À la différence des réunions ainsi convoquées par des ministres de la Parole, le Nouveau Testament nous parle explicitement de « réunions de l’assemblée » normales, régulières, dans lesquelles s’exprime de façon habituelle la vie d’une assemblée locale. Elles sont un fait collectif, d’un bout à l’autre. Tous sont appelés, non pas simplement à y assister, mais à y participer. « Quand... vous vous réunissez ensemble », ou : « quand vous vous réunissez en assemblée », ou encore : « si donc l’assemblée tout entière se réunit ensemble », dit l’apôtre aux Corinthiens (1 Cor. 11:18, 20 ; 14:23, 26). Il n’est pas question alors de l’exercice particulier d’un « don », bien que les dons y aient leur place.
Ce sont les réunions fondamentales de l’assemblée. Celle-ci vient chercher la présence du Seigneur pour exercer les fonctions collectives qui lui sont dévolues. Elle regarde à Lui seul, avec foi, sans savoir à l’avance qui l’Esprit Saint conduira à « agir ». Non point qu’il y ait à attendre un jaillissement d’impulsions soudaines et incohérentes, qui manifesterait seulement une activité insensée de la chair (1 Corinthiens 14:23), mais bien au contraire, ce déroulement paisible et équilibré, sans effort apparent, qui caractérise le fonctionnement d’un corps en bonne santé, animé de l’intérieur par la puissance invisible d’un seul esprit.
Dans l’exercice de ces fonctions collectives, entre les précieuses prérogatives de l’Assemblée de Dieu que nous avons considérées précédemment, la prière en commun et l’adoration en commun représentent les activités dans lesquelles l’assemblée s’adresse à Dieu, parle à Dieu.

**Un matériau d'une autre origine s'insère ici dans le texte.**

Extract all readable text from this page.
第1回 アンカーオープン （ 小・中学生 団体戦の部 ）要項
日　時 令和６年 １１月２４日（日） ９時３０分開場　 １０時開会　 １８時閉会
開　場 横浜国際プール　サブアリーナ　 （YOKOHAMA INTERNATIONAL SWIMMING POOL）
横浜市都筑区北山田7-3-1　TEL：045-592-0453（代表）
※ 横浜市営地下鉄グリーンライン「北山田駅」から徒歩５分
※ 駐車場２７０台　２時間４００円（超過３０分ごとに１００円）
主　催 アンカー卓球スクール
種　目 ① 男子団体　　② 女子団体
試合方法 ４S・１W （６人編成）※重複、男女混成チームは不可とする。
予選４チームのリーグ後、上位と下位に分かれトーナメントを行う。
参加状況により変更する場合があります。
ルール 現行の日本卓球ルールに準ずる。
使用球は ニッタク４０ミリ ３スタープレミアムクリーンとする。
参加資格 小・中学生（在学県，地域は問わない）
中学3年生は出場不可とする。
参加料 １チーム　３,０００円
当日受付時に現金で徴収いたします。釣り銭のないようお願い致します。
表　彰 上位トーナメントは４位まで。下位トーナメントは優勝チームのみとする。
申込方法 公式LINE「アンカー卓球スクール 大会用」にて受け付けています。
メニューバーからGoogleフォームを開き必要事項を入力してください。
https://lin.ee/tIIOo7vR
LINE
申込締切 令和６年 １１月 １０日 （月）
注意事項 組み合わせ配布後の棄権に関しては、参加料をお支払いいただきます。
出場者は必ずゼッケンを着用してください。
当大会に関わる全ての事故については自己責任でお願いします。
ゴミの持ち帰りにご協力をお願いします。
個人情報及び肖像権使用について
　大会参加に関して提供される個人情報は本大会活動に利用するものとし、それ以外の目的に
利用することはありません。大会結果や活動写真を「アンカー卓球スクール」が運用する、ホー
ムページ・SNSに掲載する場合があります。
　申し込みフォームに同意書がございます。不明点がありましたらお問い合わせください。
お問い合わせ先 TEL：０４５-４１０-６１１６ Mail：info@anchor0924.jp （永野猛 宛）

Pour parler à Dieu, qu’on Lui demande (service de la prière) ou qu’on Lui offre (service de la louange), tous les frères sont au même rang, ont un même titre, celui de sacrificateurs, et leur sacrificature est liée, pour l’intercession comme pour l’adoration, à celle de Christ glorifié. Chacun peut prier, indiquer un cantique que tous chantent, rendre grâces au nom de tous, pourvu que ce soit dans la dépendance de l’Esprit qui agit dans l’assemblée.
Celui qui ouvre la bouche est alors la bouche de l’assemblée.
Prières et actions de grâces de l’assemblée ont assurément place dans toutes ses réunions. Toutefois, l’ordre même qui convient à la maison de Dieu implique que certaines réunions soient plus spécialement consacrées les unes à la prière, les autres à l’adoration.
C’est la prière en commun qui, en Matthieu 18, est associée à la promesse de la présence de Jésus, et cela lui donne son prix. Aussi ne conçoit-on pas plus une assemblée locale sans réunion de prières, qu’un croyant qui ne prierait pas individuellement. Ce serait refuser de venir à la source. Et l’on ne redira jamais assez combien il est désastreux que les réunions de prières ne soient pas plus suivies, au point qu’en bien des endroits la majorité des frères et des sœurs paraissent s’en désintéresser et en abandonnent la pratique à quelques-uns.
Il n’est que trop vrai aussi, hélas, qu’il arrive à ceux qui y prennent part d’en fausser le caractère, au risque d’en détourner les âmes au lieu de les attirer. Nous perdons plus que nous ne le pensons, lorsque nous ramenons la prière collective à des redites vagues, où abondent des formules usées jusqu’à l’insipidité — ou que nous nous plaisons à y inclure des exposés de doctrine, rappelant à Dieu les vérités de la Parole, comme si nous prétendions les Lui apprendre. Des discours interminables et lassants, mêmes s’ils sont sincères, empêchent de jeunes frères ou des frères timides de prier, soit qu’on ne leur en laisse plus le temps, soit que cette abondance, dont ils s’estiment incapables, les décourage. Prions plus longuement dans notre particulier, et plus succinctement dans l’assemblée. Tout a été dit sur ce sujet, mais il semble que nous l’oubliions, retombés dans l’ornière, toutes les fois que nous nous agenouillons en assemblée. Comme on se trouve rafraîchi par l’expression précise, brève mais fervente, de besoins réels pesant vraiment sur tous les cœurs !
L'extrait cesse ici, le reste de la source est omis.